If that’s impossible, try pushing back on the deadline. Announcing a Sept. 1 deadline may reflect a routine or casual office practice rather than a rigorous decision. The date has likely been picked because your boss or someone else wants to pick up the ball in the fall, bringing Sept. 1 to mind. But could Sept. 15 work? Or Oct. 1?
Since you’ve carefully weighed the workload and time crunch in evaluating whether you can take a vacation, you have some ammunition to ask for a more acceptable deadline. Vacations are important, and your boss should acknowledge that reality with a concession, if possible.

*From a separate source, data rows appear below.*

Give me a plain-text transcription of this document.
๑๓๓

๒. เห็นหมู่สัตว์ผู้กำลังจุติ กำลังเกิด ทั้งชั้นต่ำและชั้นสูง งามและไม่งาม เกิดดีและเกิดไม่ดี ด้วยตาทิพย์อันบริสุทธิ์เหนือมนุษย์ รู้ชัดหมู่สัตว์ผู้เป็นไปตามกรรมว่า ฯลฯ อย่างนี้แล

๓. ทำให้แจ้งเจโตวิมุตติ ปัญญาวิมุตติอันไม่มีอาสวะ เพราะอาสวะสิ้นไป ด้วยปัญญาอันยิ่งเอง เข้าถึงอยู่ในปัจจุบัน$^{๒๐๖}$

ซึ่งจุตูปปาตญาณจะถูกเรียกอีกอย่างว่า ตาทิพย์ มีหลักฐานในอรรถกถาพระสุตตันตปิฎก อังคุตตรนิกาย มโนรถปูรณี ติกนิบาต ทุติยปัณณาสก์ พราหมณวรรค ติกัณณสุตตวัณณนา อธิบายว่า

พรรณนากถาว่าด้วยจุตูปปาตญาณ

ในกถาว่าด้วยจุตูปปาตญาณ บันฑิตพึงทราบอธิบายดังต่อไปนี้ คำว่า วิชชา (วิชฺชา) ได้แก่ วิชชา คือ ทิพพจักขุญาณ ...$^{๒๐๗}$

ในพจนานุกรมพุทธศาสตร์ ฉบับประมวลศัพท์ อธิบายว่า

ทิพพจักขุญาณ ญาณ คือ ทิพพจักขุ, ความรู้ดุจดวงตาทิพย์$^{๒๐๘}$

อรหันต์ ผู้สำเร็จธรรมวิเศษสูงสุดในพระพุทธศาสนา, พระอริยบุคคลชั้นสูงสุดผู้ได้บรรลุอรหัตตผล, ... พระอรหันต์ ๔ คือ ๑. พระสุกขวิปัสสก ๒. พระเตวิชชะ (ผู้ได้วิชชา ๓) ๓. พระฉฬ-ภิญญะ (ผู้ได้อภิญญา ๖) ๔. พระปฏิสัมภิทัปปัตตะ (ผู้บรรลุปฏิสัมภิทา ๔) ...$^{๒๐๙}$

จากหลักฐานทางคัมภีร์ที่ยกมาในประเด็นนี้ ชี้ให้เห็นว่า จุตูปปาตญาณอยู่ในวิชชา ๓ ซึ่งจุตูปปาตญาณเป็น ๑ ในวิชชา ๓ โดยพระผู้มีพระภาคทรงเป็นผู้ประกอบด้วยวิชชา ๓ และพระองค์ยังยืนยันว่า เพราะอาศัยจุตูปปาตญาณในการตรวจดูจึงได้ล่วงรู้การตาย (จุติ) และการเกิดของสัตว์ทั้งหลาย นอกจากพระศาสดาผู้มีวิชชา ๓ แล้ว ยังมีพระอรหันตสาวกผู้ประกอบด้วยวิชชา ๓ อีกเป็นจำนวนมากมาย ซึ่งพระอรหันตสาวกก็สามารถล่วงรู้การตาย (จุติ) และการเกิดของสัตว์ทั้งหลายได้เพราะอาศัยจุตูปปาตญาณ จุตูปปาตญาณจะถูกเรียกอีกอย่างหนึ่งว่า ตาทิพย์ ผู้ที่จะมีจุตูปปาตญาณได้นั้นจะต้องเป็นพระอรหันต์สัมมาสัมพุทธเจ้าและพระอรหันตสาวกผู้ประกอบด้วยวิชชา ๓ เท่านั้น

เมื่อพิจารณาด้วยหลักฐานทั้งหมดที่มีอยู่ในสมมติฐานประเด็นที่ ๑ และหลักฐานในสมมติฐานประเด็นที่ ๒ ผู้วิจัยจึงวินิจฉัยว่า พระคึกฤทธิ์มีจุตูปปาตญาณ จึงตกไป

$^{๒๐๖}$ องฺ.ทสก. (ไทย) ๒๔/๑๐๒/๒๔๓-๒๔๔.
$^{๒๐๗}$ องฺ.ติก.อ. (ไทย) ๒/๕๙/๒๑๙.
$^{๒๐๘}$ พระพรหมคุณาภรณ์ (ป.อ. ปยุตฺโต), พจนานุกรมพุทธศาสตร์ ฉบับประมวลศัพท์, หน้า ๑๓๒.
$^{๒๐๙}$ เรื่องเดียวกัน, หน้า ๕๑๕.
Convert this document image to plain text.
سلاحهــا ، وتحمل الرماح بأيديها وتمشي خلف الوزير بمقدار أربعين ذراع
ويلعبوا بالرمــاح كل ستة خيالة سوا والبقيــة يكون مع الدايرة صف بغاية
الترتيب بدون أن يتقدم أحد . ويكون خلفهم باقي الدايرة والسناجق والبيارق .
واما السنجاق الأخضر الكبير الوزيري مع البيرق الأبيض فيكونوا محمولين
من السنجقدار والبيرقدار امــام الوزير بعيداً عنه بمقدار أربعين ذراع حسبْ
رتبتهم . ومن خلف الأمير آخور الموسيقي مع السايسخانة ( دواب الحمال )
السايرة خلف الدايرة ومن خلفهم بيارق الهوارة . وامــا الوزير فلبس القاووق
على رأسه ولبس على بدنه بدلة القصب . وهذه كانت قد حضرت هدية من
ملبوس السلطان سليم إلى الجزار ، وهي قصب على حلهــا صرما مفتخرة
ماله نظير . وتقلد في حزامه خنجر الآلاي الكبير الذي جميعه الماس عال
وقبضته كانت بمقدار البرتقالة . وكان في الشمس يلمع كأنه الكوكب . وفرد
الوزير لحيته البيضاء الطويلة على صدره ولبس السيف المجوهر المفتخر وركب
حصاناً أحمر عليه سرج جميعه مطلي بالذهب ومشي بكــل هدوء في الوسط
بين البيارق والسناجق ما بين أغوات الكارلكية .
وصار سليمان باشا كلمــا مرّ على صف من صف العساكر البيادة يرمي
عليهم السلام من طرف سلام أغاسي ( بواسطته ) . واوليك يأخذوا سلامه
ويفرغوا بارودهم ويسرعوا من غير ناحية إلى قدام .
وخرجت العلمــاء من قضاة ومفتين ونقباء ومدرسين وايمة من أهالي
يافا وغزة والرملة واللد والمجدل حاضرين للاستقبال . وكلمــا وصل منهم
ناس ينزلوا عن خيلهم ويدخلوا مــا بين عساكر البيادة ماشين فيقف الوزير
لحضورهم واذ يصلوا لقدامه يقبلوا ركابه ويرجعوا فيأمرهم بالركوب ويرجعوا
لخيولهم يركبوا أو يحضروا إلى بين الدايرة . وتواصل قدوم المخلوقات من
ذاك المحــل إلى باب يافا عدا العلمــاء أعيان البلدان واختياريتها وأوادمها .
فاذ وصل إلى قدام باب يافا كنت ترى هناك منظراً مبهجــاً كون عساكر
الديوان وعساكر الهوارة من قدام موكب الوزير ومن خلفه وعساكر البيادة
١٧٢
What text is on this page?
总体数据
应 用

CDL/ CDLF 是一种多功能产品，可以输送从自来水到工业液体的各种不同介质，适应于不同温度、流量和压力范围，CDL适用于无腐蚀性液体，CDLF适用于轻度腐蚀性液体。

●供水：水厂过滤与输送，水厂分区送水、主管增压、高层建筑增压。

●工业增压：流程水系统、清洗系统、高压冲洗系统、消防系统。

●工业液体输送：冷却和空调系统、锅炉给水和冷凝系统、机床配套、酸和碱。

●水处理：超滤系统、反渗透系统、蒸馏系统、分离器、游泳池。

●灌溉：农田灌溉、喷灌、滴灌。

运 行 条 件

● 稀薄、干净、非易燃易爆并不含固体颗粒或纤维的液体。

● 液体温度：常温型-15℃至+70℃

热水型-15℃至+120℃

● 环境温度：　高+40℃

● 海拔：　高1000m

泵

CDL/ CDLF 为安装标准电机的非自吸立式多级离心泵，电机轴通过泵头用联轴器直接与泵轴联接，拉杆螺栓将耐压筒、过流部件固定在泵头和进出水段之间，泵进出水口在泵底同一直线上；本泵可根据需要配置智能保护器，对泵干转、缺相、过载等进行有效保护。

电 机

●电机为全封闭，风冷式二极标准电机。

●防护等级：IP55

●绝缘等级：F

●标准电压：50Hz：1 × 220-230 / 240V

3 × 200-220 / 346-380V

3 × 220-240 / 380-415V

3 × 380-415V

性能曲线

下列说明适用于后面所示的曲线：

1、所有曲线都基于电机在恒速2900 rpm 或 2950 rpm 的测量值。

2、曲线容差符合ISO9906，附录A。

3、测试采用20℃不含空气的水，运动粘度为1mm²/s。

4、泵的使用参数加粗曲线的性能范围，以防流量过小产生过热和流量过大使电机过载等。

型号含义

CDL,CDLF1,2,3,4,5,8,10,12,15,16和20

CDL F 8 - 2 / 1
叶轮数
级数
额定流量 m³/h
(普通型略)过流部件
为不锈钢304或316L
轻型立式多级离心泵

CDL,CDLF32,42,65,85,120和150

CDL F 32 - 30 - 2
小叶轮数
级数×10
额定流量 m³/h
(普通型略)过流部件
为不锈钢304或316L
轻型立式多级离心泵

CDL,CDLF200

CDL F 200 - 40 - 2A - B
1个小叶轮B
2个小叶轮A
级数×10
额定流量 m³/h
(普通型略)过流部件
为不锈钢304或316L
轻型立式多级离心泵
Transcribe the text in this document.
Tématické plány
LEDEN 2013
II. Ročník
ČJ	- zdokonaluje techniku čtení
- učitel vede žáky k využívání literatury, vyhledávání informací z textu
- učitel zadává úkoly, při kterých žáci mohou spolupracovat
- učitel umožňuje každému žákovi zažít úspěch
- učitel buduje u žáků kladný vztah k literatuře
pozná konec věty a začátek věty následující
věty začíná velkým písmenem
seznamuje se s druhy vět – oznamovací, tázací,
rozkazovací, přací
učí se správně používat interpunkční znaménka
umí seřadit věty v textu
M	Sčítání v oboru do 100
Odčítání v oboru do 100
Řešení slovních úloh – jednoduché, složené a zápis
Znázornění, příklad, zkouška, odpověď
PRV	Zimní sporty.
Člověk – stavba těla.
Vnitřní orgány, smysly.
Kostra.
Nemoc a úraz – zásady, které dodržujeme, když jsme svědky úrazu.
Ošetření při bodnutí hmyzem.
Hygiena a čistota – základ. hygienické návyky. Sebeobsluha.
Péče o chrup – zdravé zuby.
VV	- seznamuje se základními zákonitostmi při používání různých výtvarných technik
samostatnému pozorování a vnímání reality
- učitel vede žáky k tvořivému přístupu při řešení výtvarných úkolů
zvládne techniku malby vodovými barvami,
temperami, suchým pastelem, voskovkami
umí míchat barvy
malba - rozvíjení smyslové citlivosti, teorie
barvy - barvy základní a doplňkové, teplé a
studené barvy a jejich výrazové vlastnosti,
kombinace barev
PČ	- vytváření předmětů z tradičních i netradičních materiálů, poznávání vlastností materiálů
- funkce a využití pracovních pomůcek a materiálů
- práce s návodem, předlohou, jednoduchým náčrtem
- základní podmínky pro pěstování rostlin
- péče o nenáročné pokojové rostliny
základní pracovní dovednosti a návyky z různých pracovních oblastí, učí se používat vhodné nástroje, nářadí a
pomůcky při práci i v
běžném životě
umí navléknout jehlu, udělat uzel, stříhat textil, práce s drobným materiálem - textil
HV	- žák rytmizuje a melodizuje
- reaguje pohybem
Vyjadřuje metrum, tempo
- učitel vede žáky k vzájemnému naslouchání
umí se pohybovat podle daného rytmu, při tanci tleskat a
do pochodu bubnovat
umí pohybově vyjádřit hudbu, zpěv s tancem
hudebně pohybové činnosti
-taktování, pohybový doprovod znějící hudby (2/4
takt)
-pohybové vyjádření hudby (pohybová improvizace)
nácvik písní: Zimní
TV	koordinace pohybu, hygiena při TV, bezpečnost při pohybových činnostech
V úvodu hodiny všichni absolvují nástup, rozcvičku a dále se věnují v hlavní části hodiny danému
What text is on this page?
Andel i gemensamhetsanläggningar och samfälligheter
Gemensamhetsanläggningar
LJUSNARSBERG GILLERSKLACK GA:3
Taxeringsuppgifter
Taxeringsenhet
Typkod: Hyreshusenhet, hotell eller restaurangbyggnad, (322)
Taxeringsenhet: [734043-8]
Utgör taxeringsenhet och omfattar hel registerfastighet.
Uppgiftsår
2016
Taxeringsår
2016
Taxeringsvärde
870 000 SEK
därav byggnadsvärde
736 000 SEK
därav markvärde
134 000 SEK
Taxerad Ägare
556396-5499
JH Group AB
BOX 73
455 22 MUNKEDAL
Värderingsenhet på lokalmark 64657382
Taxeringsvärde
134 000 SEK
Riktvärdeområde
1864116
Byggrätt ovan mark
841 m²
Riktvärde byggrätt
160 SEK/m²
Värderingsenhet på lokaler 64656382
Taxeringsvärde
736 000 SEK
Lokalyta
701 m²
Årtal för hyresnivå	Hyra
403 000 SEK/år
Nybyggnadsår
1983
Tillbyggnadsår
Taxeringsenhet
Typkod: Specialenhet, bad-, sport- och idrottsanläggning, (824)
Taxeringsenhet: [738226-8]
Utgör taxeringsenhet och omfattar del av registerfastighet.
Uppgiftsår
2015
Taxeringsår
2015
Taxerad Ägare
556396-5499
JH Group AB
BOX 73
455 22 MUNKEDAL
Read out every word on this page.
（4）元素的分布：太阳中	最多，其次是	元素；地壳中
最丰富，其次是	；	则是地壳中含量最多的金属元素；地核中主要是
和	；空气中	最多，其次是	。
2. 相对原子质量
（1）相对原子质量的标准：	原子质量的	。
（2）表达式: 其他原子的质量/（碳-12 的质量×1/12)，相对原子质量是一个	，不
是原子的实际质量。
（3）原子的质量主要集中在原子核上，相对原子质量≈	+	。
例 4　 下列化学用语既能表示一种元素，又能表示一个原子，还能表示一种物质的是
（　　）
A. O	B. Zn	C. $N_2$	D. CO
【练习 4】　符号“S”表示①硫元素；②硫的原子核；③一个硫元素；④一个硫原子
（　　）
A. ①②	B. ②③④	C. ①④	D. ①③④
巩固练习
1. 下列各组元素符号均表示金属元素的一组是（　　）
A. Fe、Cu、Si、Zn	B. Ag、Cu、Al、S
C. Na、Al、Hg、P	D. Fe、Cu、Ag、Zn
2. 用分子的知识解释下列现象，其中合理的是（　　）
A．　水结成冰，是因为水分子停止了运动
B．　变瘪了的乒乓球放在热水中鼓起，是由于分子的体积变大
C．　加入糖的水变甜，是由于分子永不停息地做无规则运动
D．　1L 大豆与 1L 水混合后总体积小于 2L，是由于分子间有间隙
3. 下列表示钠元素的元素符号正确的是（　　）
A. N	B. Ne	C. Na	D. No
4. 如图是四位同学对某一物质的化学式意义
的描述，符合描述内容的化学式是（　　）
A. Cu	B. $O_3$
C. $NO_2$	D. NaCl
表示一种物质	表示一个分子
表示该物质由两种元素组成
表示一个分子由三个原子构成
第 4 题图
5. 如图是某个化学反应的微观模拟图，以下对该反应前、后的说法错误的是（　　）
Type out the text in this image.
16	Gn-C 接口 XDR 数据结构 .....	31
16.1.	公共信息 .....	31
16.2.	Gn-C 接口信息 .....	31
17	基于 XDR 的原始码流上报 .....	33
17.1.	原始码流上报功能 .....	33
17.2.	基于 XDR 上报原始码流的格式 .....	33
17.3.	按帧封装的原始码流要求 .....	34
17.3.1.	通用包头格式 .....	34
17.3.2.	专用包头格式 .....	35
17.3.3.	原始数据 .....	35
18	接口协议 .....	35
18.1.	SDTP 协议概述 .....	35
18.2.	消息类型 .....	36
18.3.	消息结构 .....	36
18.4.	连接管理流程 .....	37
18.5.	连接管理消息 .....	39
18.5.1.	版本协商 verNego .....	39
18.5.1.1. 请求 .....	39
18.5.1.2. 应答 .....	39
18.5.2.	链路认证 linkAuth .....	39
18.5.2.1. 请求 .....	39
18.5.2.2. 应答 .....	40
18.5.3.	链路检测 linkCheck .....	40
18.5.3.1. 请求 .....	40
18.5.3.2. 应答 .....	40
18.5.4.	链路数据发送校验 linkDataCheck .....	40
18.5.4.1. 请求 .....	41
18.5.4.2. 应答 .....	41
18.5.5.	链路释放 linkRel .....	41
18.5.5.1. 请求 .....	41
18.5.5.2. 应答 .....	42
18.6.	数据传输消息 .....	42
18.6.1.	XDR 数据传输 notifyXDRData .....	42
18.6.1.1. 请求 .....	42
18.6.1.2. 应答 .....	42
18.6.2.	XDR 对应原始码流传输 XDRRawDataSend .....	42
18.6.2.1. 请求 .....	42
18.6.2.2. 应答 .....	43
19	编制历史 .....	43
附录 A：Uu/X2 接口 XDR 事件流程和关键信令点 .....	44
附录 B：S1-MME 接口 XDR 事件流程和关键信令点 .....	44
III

If he or she doesn’t, you have to re-examine your vacation plans. Can that vacation be postponed, or split into two one-week trips, or a series of vacations arranged to make sure you refresh yourself over the summer? Think about the purpose vacations play in your life, and rethink the summer schedule to fulfill your needs. Perhaps some longer weekends or four-day weeks can be worked in, while still meeting the deadline. But don’t totally postpone time off until “tomorrow” because in the modern office, tomorrow has a habit of never coming.
Work-life balance requires endless balancing. It also requires thought and creativity. Apply that thought and creativity here.
7. News From Our Water Cooler: Why We Procrastinate
In our project-oriented consulting practice, we know procrastination is a tempting siren to be avoided at all costs. Recently we discovered some helpful advice on www.itworldcanada.com, in Merideth Levinson’s article 4 Reasons We Procrastinate Despite Knowing Better.
She quotes author Rory Vaden who compares procrastination to buying on credit — making easy, short-term choices that have difficult, long-term consequences. He says we procrastinate because:
- We are blind to the impact. Counter that with a clear vision of how acting now will make your life better and a keen awareness of how putting things off wastes a significant amount of time and money.
- We procrastinate out of fear. Realize it’s okay to be scared. Sometimes just getting started will help get past the fear.
- We procrastinate out of a sense of entitlement, feeling we just shouldn’t have to do the work. Roll up your sleeves and stay focused on how the work on your plate today will help you achieve your goals tomorrow.
- Procrastination may be linked to perfectionism. Don’t wait for the perfect plan to ensure success; focus on making progress. Realize that each passing moment tends to weaken your intentions.
8. Closing Thought
“Only those who are asleep make no mistakes.”